I’ve written about my wife at least twice a year, on our anniversary and her birthday. My late parents I’ve discussed on the anniversaries of their births and deaths, and my sisters on their respective birthdays.

It’s true, though, that I’ve seldom written about them for ABC Wednesday. Here, then, a summary.

My parents both grew up in Binghamton, New York, a small city near the Pennsylvania border. They were both only children, so I have no direct aunts, uncles, or first cousins. Anyone I have called cousins are either my parents’ cousins, or their children. So we have a very small tribe.

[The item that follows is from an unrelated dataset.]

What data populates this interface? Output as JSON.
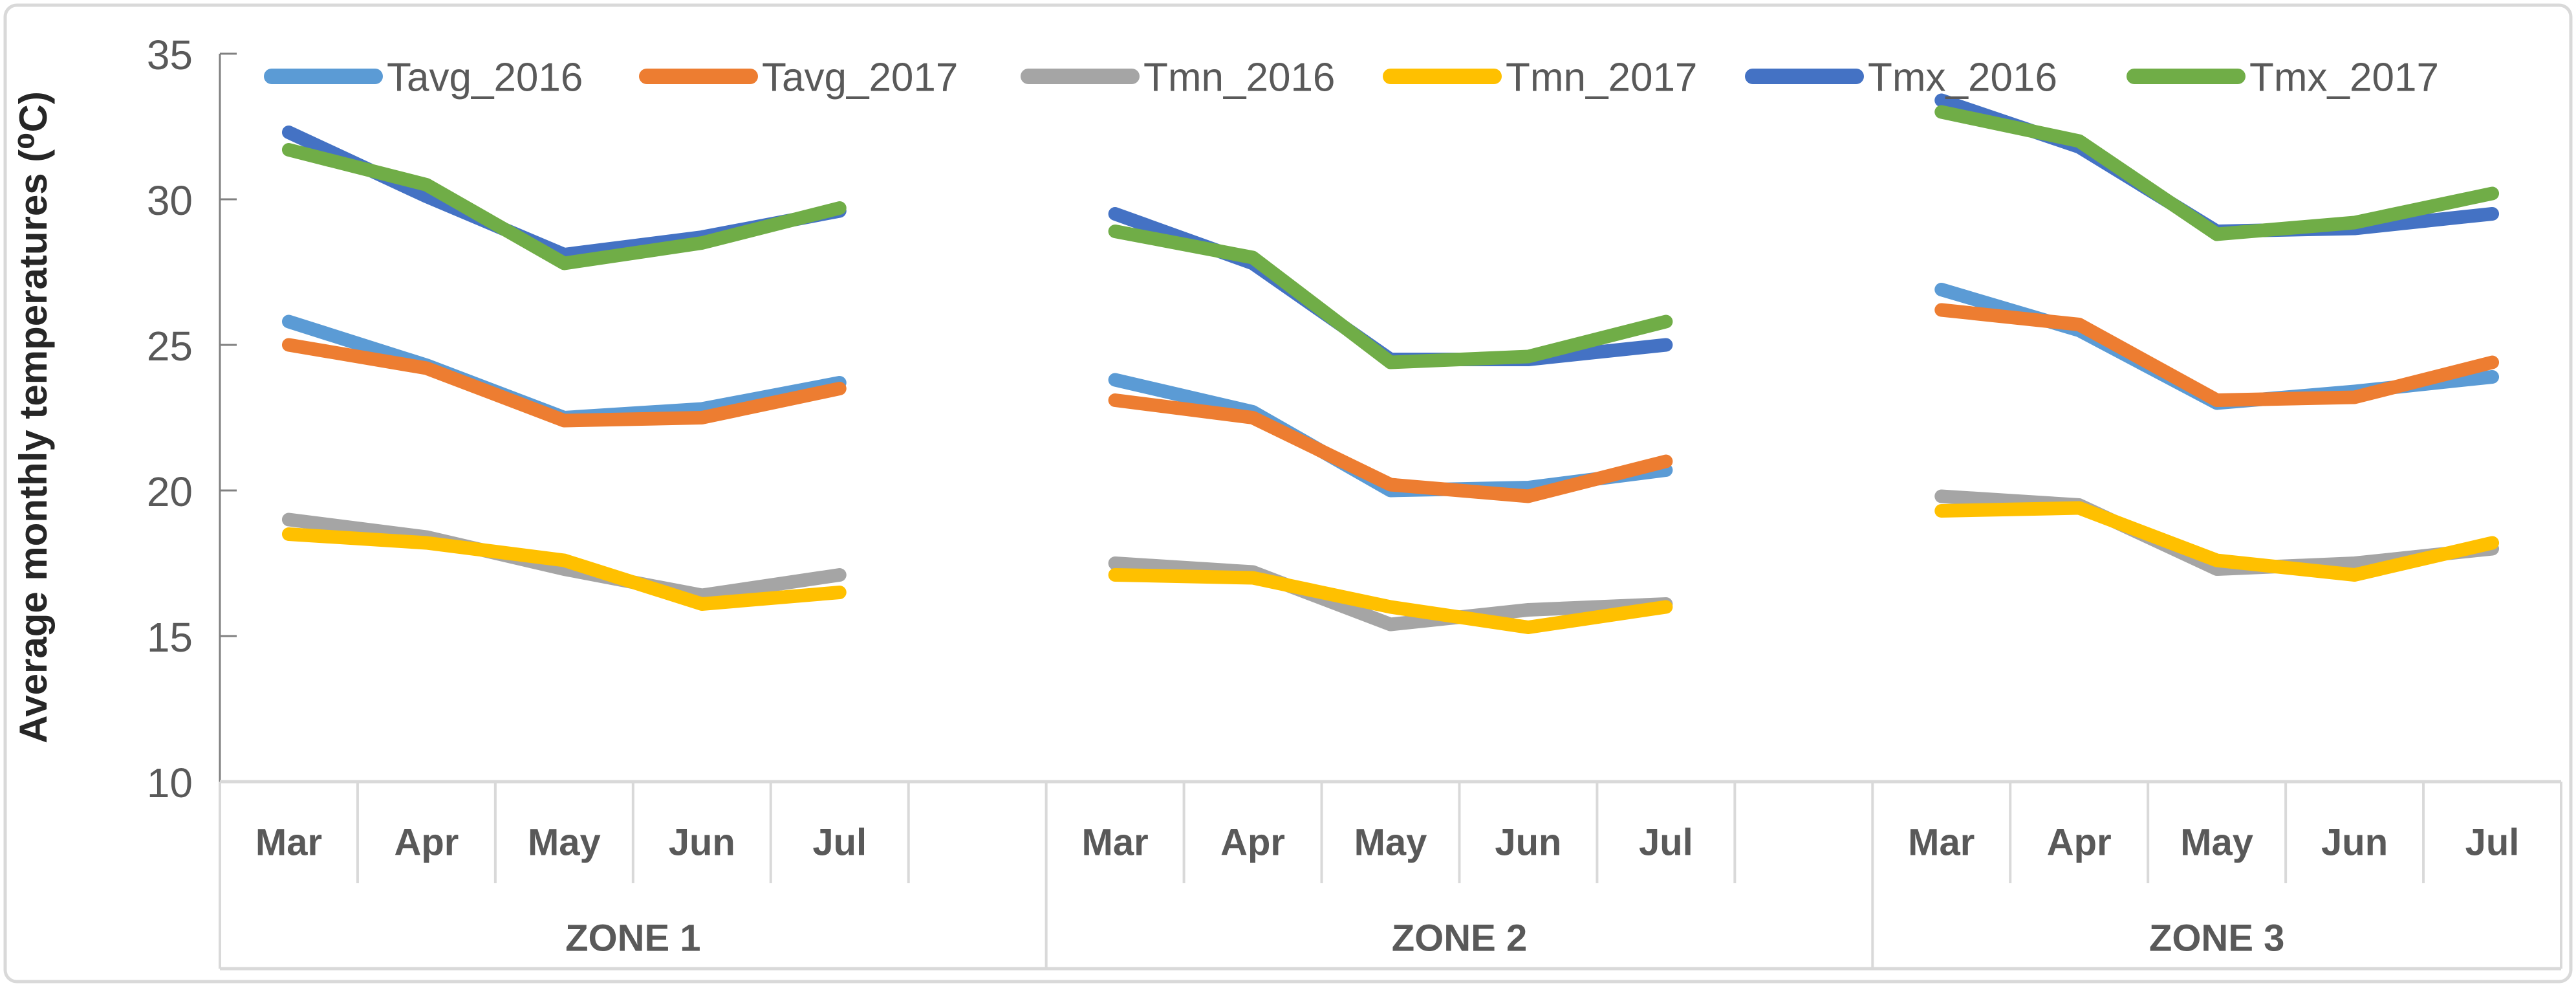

My parents met cute, with my father delivering flowers to 13 Maple Street when they were intended for 13 Maple Avenue in Binghamton. Though Trudy initially thought Les was a bit full of himself – probably accurately, from what I’ve been told by others – they ended up getting married on March 12, 1950.

My mother had a miscarriage in April 1951. I always thought that was why my father was a little…distant…when I was born five days shy of their third anniversary. I was named for no one; my father just liked that my initials, ROG spelled out a shortened version of my name.

I found it interesting that when my sister came along in July of 1954, my father named HER for him, Leslie. (This caused me all sorts of complications. People knew my family had a child named Leslie and assumed that it was MY name, and some guys in church called me Little Les, which WAS NOT MY NAME, and to which I refused to respond.) It was also confusing when we’d get phone calls; my father was Les, and my sister became Leslie Ellen.

My sister Marcia was born in May 1958. We all went to school at Daniel Dickinson, staying at my maternal grandma’s house at lunch.

My parents and Marcia moved to Charlotte, NC in 1974. Leslie and I kidnapped my grandmother and brought her to Charlotte by train in January of the next year. She used coal for heat in Binghamton, and going up and down those rickety cellar steps in her mid-70s was not an option. She died in Charlotte on Super Bowl Sunday, 1983, but is buried in Binghamton, less than two blocks from her former home.

My father died of prostate cancer on August 10, 2000, less than 18 months after he arranged the flowers for my marriage to Carol Powell. I’ve long been sad that he never got to meet my daughter Lydia, who was born about three and a half years later.

Once I figured out how to put pictures into Blogger – I READ THE MANUAL and still couldn’t figure it out – I used to put pictures of the Daughter all the time. At some point in the past two years, though, my wife expressed concern about my daughter’s pictures appearing in this blog. It’s for that reason, not my own, that I’ve limited the number of her photographic appearances here.

Frankly, I don’t agree. I thought by having her picture out here it would make her well enough recognizable that she would be LESS likely to…well, whatever scenario the Wife was envisioning.

At the same time, I also thought it was better for ME – some public photographic proof, or at least indication, that she was my daughter, in case the cops ever stopped us. MY paranoia is a function of the fact that I was 51 when I had her, only a year younger than my father was when he had his first GRANDCHILD. So who IS this old man with this little kid?

I remember the utility worker who first asked if she were my granddaughter. I used to be miffed, but now accept the reality.

My mom died, reasonably suddenly, in February 2011. I got an outpouring of caring, from Jaquandor, Arthur, plus many in the ABC Wednesday community. Oddly, it wasn’t a post about my mother’s passing, but a post about going down to visit my mom after her stroke that triggered the comments, which, even as I write this, make me teary-eyed, not just with missing my mom, but of all the support I received at the time.

So there you be: my family. Well, except for my two nieces, Rebecca, Leslie’s daughter, and Alexandria, Marcia’s daughter. Oh, my mom’s three granddaughters are each separated by about a dozen years – Becky, Alex, and Lydia, in that order. Glad Lydia got to meet my mom, and vice versa.